Uma das alegações dos motoristas para a greve foi que horas-extras teriam sido cortadas. “Não foi corte de horas extras, nós seguimos o que o estatuto prevê: a possibilidade de uma jornada especial. Nós criamos a jornada especial e foi instituído o banco de horas”, explica o prefeito.

Ele destaca que alguns funcionários não cumprem o horário previsto em Lei. “Tem funcionários, que fazem transporte universitário, que não fecham nem as 8 horas diárias. Então são horas-extras indevidas, nós não estamos cortando horas-extras, nós estamos fazendo ajustes das horas trabalhadas, o estatuto prevê isso”, diz.

Lula Thomaz defende que os funcionários públicos precisam se adaptar ao que a lei estabelece e que a prefeitura deve trabalhar assim como as empresas privadas trabalham. “Aí fora a nossa população trabalha dessa forma e o funcionário público também tem que trabalhar de acordo com a lei, e a lei estabelece que ele precisa cumprir a jornada especial, segundo o estatuto e o concurso público que ele fez. Ele fez concurso para motorista sabendo que ele iria ganhar x como motorista, e as horas extras ele vai saber e compensar através do banco de horas somente o que ele tem por direito a receber, nada além disso”, falou.

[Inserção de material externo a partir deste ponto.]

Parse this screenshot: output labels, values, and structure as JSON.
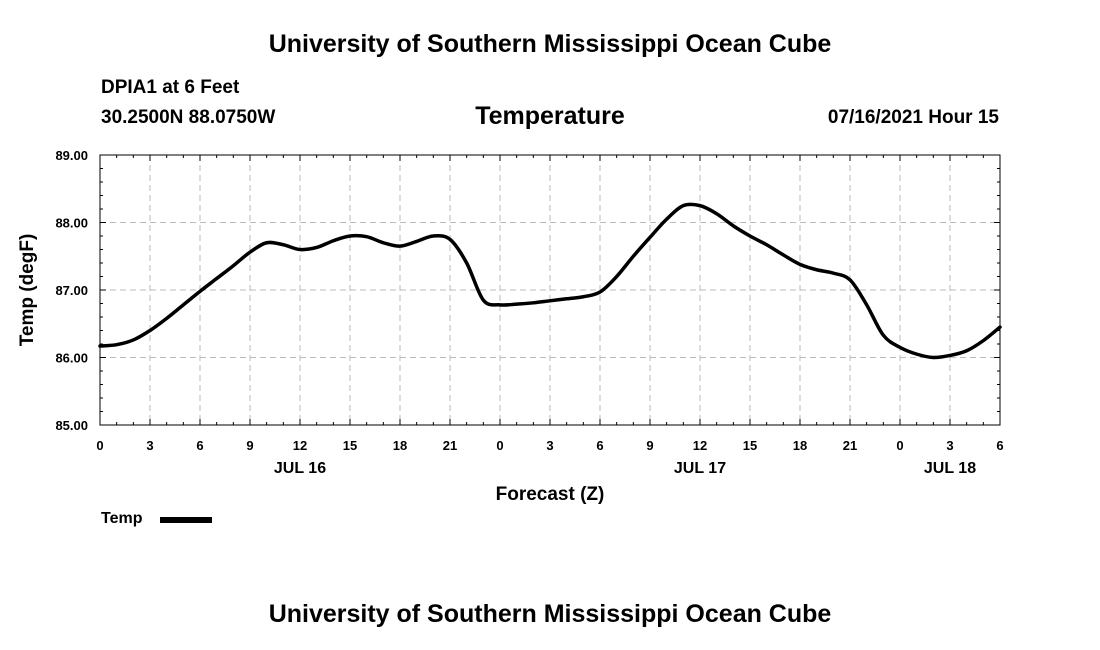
{
  "header": {
    "title_top": "University of Southern Mississippi Ocean Cube",
    "station": "DPIA1 at 6 Feet",
    "coords": "30.2500N  88.0750W",
    "variable": "Temperature",
    "datetime": "07/16/2021 Hour 15",
    "title_bottom": "University of Southern Mississippi Ocean Cube"
  },
  "legend": {
    "label": "Temp"
  },
  "colors": {
    "line": "#000000",
    "grid": "#bbbbbb",
    "background": "#ffffff"
  },
  "chart_data": {
    "type": "line",
    "title": "Temperature",
    "xlabel": "Forecast (Z)",
    "ylabel": "Temp (degF)",
    "ylim": [
      85.0,
      89.0
    ],
    "xlim": [
      0,
      54
    ],
    "yticks": [
      "85.00",
      "86.00",
      "87.00",
      "88.00",
      "89.00"
    ],
    "ytick_values": [
      85,
      86,
      87,
      88,
      89
    ],
    "xticks": [
      "0",
      "3",
      "6",
      "9",
      "12",
      "15",
      "18",
      "21",
      "0",
      "3",
      "6",
      "9",
      "12",
      "15",
      "18",
      "21",
      "0",
      "3",
      "6"
    ],
    "date_labels": [
      {
        "label": "JUL 16",
        "hour": 12
      },
      {
        "label": "JUL 17",
        "hour": 36
      },
      {
        "label": "JUL 18",
        "hour": 51
      }
    ],
    "grid": true,
    "series": [
      {
        "name": "Temp",
        "x": [
          0,
          1,
          2,
          3,
          4,
          5,
          6,
          7,
          8,
          9,
          10,
          11,
          12,
          13,
          14,
          15,
          16,
          17,
          18,
          19,
          20,
          21,
          22,
          23,
          24,
          25,
          26,
          27,
          28,
          29,
          30,
          31,
          32,
          33,
          34,
          35,
          36,
          37,
          38,
          39,
          40,
          41,
          42,
          43,
          44,
          45,
          46,
          47,
          48,
          49,
          50,
          51,
          52,
          53,
          54
        ],
        "values": [
          86.17,
          86.19,
          86.26,
          86.4,
          86.58,
          86.78,
          86.98,
          87.17,
          87.36,
          87.56,
          87.7,
          87.67,
          87.6,
          87.63,
          87.73,
          87.8,
          87.79,
          87.7,
          87.65,
          87.72,
          87.8,
          87.75,
          87.4,
          86.85,
          86.78,
          86.79,
          86.81,
          86.84,
          86.87,
          86.9,
          86.97,
          87.2,
          87.5,
          87.78,
          88.05,
          88.25,
          88.25,
          88.13,
          87.95,
          87.8,
          87.67,
          87.52,
          87.38,
          87.3,
          87.25,
          87.15,
          86.78,
          86.33,
          86.15,
          86.05,
          86.0,
          86.03,
          86.1,
          86.25,
          86.45
        ]
      }
    ]
  }
}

O prefeito deixa claro que não houve corte algum da gratificação e destaca que apenas está seguindo as normas legais. “A pauta que foi apresentada para mim pelo Sindicato, que está trazendo politicagem para dentro do sindicato. Foi um pedido que eu acho até vergonhoso. Eles querem que o prefeito isente o motorista de apresentar a comprobabilidade de notas fiscais para as despesas de alimentação, eu não posso fazer isso, isso é uma coisa ilegal”, diz.

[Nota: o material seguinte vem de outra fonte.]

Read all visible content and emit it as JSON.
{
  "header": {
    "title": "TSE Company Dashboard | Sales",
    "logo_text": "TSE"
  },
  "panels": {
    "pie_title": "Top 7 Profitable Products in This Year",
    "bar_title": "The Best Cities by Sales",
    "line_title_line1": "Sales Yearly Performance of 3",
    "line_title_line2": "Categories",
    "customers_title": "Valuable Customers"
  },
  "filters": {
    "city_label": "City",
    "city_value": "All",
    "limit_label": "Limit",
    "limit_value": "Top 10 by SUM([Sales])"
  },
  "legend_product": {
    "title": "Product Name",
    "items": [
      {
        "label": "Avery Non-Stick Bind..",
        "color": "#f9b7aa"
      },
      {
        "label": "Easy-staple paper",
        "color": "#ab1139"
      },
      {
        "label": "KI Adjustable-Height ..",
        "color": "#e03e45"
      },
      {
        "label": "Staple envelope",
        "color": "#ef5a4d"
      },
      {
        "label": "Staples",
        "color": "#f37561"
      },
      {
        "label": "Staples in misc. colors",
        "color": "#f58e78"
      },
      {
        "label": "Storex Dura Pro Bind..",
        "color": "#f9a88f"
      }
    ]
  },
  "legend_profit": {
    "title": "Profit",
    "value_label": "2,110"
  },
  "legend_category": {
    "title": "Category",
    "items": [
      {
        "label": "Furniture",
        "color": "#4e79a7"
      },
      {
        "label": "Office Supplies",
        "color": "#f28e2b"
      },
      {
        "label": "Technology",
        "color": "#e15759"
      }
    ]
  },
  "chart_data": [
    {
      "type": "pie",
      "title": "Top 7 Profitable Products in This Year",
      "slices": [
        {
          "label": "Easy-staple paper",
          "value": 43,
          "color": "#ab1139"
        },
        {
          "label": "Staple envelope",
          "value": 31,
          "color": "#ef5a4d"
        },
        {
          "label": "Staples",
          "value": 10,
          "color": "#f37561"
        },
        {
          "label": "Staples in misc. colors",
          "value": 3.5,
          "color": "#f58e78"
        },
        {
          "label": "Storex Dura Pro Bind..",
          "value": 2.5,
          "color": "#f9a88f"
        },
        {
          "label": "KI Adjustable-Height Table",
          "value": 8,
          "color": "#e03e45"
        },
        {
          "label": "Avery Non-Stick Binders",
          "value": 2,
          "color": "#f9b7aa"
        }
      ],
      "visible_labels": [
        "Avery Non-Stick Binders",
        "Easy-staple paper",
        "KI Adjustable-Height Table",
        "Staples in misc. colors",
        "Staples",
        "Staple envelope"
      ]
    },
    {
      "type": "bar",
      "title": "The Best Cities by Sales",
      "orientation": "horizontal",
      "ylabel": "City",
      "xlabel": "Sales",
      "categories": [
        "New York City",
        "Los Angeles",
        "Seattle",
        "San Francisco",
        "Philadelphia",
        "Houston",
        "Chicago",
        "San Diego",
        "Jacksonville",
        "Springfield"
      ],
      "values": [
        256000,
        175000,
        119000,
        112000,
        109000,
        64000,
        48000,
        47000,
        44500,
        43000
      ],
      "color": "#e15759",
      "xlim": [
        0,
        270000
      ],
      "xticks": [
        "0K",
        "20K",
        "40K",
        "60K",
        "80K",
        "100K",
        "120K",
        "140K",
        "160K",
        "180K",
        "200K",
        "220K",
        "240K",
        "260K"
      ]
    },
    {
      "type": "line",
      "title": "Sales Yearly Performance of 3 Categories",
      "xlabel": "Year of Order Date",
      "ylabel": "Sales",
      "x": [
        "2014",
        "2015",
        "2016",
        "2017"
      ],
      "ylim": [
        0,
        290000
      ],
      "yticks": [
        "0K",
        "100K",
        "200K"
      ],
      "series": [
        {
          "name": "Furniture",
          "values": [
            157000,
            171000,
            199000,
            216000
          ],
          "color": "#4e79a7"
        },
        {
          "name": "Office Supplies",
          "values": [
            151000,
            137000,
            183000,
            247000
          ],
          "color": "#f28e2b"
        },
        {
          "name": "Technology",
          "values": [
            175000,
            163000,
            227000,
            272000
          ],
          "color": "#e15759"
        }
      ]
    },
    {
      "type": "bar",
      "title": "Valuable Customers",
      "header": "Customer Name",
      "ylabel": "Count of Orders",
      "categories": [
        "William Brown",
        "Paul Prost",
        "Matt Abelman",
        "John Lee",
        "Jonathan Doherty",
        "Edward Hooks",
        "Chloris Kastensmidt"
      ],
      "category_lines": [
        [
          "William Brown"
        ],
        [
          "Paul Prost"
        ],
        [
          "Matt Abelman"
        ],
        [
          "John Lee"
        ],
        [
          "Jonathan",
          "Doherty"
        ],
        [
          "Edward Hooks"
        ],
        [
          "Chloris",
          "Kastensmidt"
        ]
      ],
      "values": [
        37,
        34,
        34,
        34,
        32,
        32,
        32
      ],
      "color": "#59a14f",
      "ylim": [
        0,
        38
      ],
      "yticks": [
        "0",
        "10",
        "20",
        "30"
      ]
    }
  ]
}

Quanto ao reajuste de 38% solicitado pelos motoristas, o prefeito frisa que não pode beneficiar uma única categoria.  “Se eu fizer isso eu tenho que dar 38% para todos os funcionários”, destaca o prefeito.

Segundo Lula Thomaz, em gestões anteriores acontecia esse tipo de pressão e os prefeitos acabavam cedendo. “Antigamente chegavam e pressionavam os prefeitos e eles cediam sempre, com isso foi engordando a folha [de pagamento] da prefeitura, chegando em um ponto que ficou impossível fazer gestão de folha”, disse.

Ele relata que desde que assumiu a prefeitura foram feitos vários cortes de despesas e a folha de pagamento que atingia 57% do orçamento do município, hoje chega a 51,6%, porém segundo ele esse número ainda precisa ser menor.

Lula Thomaz pede o apoio da população para que consiga ajustar as contas da prefeitura. “Eu não estou fazendo atitude política, porque se eu fosse nesse momento pensar como político, eu não teria a coragem de fazer isso, tomar uma atitude impopular, mas do lado do povo, fazendo com que os gastos sejam dentro da lei, dentro da legalidade, não inflando a folha de pagamento”, fala.